# Nifty 50mm Challenge



## wtfranky22 (Dec 28, 2012)

Hey forum, 
I was messing around with my t3i that I got for xmas, I wanted to shoot a mirror shot..... but wait the 50mm is way to close of a zoom for a mirror portrait! :er:
so I challenge every one with a (Nifty fifty) 50mm to take this shot and see how it comes out! ill start it off with:




GOOD LUCK EVERYONE :]


----------



## Ysarex (Dec 28, 2012)

Try it again and see if you can hold the camera still.

Joe


----------



## pic_chick (Dec 28, 2012)

50mm is a prime not a zoom just sayin

[h=3]_Prime lens_ - Wikipedia, the free encyclopedia[/h]


----------



## wtfranky22 (Dec 28, 2012)

@ysarex You see the battery pack on this thing? ahah its dead weight. try the shot with a 50mm and you will see what I mean.  I had to extend my arm and act like I was viewing through the my eye piece.


----------



## thetrue (Dec 28, 2012)

Awwww be nice to the guy, he's only a few days in to learning.


----------



## wtfranky22 (Dec 28, 2012)

pic_chick said:


> 50mm is a prime not a zoom just sayin
> 
> *Prime lens - Wikipedia, the free encyclopedia*



@pic_chick Prime lens GOT IT!  Thanks


----------



## Bitter Jeweler (Dec 28, 2012)

Instead of zoom, you meant 'field of view', maybe.

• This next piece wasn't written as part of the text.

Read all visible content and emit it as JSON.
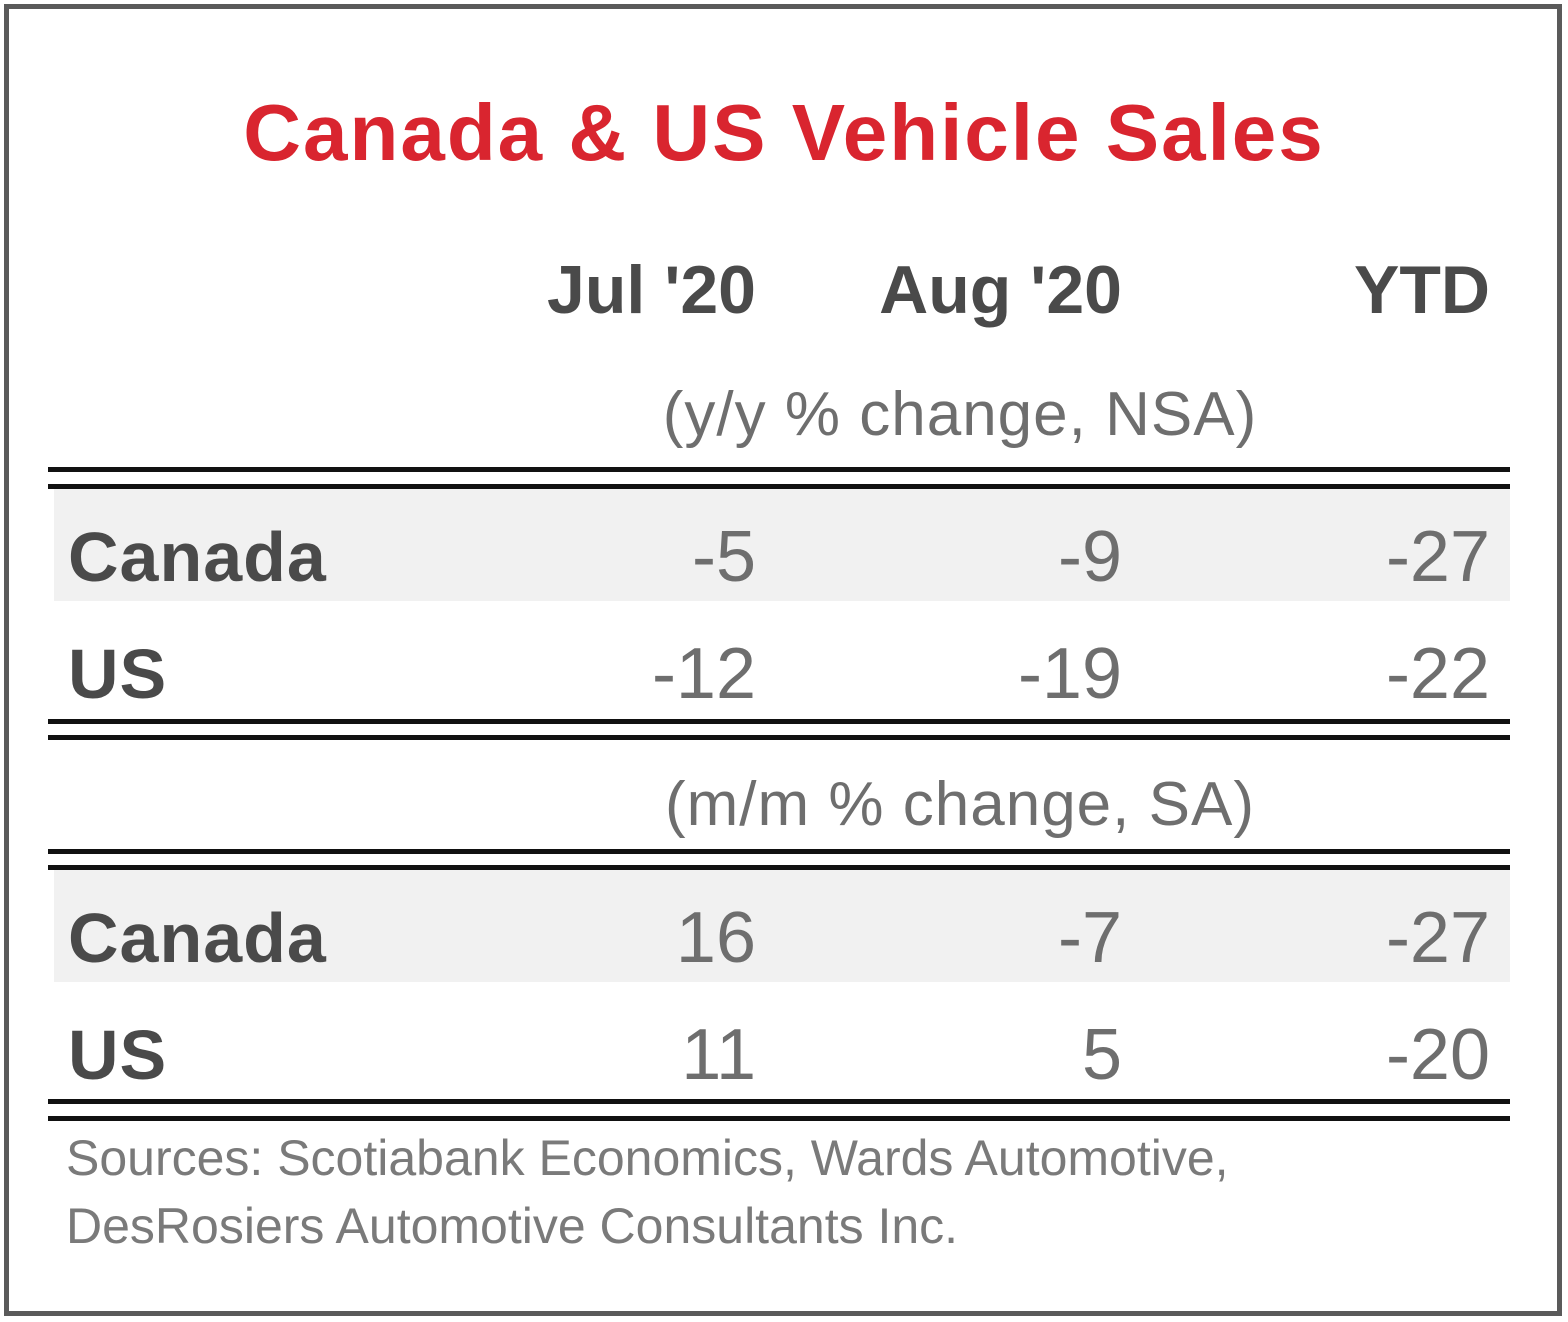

But I'm not understanding why you couldn't hold the camera to your eye. 

?

Also, a heavy camera is a benefit to aid in holding it steady. It's inertia.
Good breathing technique can help with hand held shots, by pressing the shutter button at the bottom of your exhale.


----------



## thetrue (Dec 28, 2012)

Mine is close enough:






EWWWWW it got all fuzzy when I converted to jpg!


----------



## Ron Evers (Jan 2, 2013)

I decided to play.

I tried a Jupiter-8 but the minimum focus was way too far:



A Minolta was better:


----------



## thetrue (Jan 2, 2013)

Ron, why are you giving us the finger with the Jupiter? THANKS buddy!


----------



## 480sparky (Jan 2, 2013)

D600, 50/1.8D


----------



## o hey tyler (Jan 2, 2013)

Oops. I used a 35/1.4L first. 






Then I used a fitty 1.4


----------